Io sono frustrato (questo sì!) da una fede
ridotta a spettacolo, non praticata; sono
frustrato da una chiesa che pretende evangelizzare i poveri e non di essere da essi evangelizzata; sono frustrato da una pratica cristiana
che è funzionale e fa da supporto ideologico a politiche economiche, che
immolano ogni anno 40 milioni di persone.
Cosa avresti risposto, tu, don Fasani, a un ragazzino
abbandonato, il quale dietro le mie insistenze risponde: “Voi dite che Dio è
Padre? Ebbene: cosa ho conosciuto io di mio padre?
Solo le botte e l’abbandono dei miei sei fratellini, che io mantengo con gli
scarti del mercato… So solo che ogni sabato sera dovevo andare a prenderlo al
postribolo e trascinarlo a casa ubriaco fradicio. Se
Dio è padre deve essere uno che dà le
botte e ogni sabato sera ecc.”. Noi siamo soliti “contemplare” le stigmate di
un “cristo occidentale” e ignoriamo i Calvari del terzo mondo…
E non ci rendiamo conto, che, proprio noi che
pretendiamo di convertire il mondo, neghiamo a Dio il diritto di essere padre di tutti, in quanto non riconosciamo ai
fratelli il diritto alla vita. Noi moriamo per eccesso, loro per difetto.
“quando siamo intervistati puntiamo su pochi concetti chiari...”
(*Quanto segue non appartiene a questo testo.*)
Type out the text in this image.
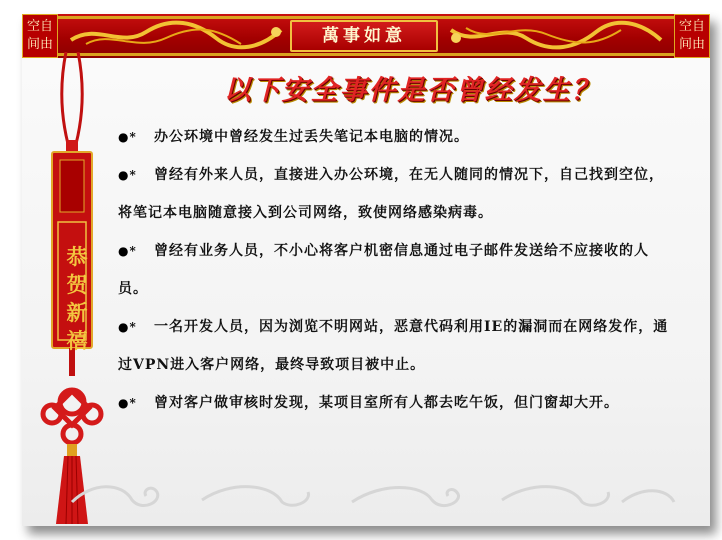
空自
间由
空自
间由
萬事如意
以下安全事件是否曾经发生？
恭
贺
新
禧

●* 办公环境中曾经发生过丢失笔记本电脑的情况。

●* 曾经有外来人员，直接进入办公环境，在无人随同的情况下，自己找到空位，将笔记本电脑随意接入到公司网络，致使网络感染病毒。

●* 曾经有业务人员，不小心将客户机密信息通过电子邮件发送给不应接收的人员。

●* 一名开发人员，因为浏览不明网站，恶意代码利用IE的漏洞而在网络发作，通过VPN进入客户网络，最终导致项目被中止。

●* 曾对客户做审核时发现，某项目室所有人都去吃午饭，但门窗却大开。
Sì, certo, qualora ci riconoscessero il
diritto di replica.
D’accordo, purché
si tenga conto che è difficile negare, a chi è stato in prima fila sul
Calvario, il diritto all’indignazione. Se mi schiacci i piedi, se mi calpesti cuore e anima, non
posso cantare la violetta! Certo, è meglio esprimerla nel modo più pacato possibile.
“non si può privare dell'esercizio pastorale a motivo del
matrimonio, che è un sacramento, non inferiore a quello dell'ordine.
Non c’è inconciliabilità tra ordine e
matrimonio e ciò è corroborato dalla pratica apostolica,
dalla parola esplicita di Paolo (1 Cor 9,5), dalla tradizione fino al
dodicesimo secolo e oltre.
Non è ora di ammettere, che la norma
disciplinare del celibato obbligatorio, produce più disastri che benefici
in nome di una presunta quanto contraddittoria superiorità nei confronti dello
stato matrimoniale? Che il solito sabato,
viene fatto venire prima dell’uomo e delle sue
fondamentali e inalienabili esigenze?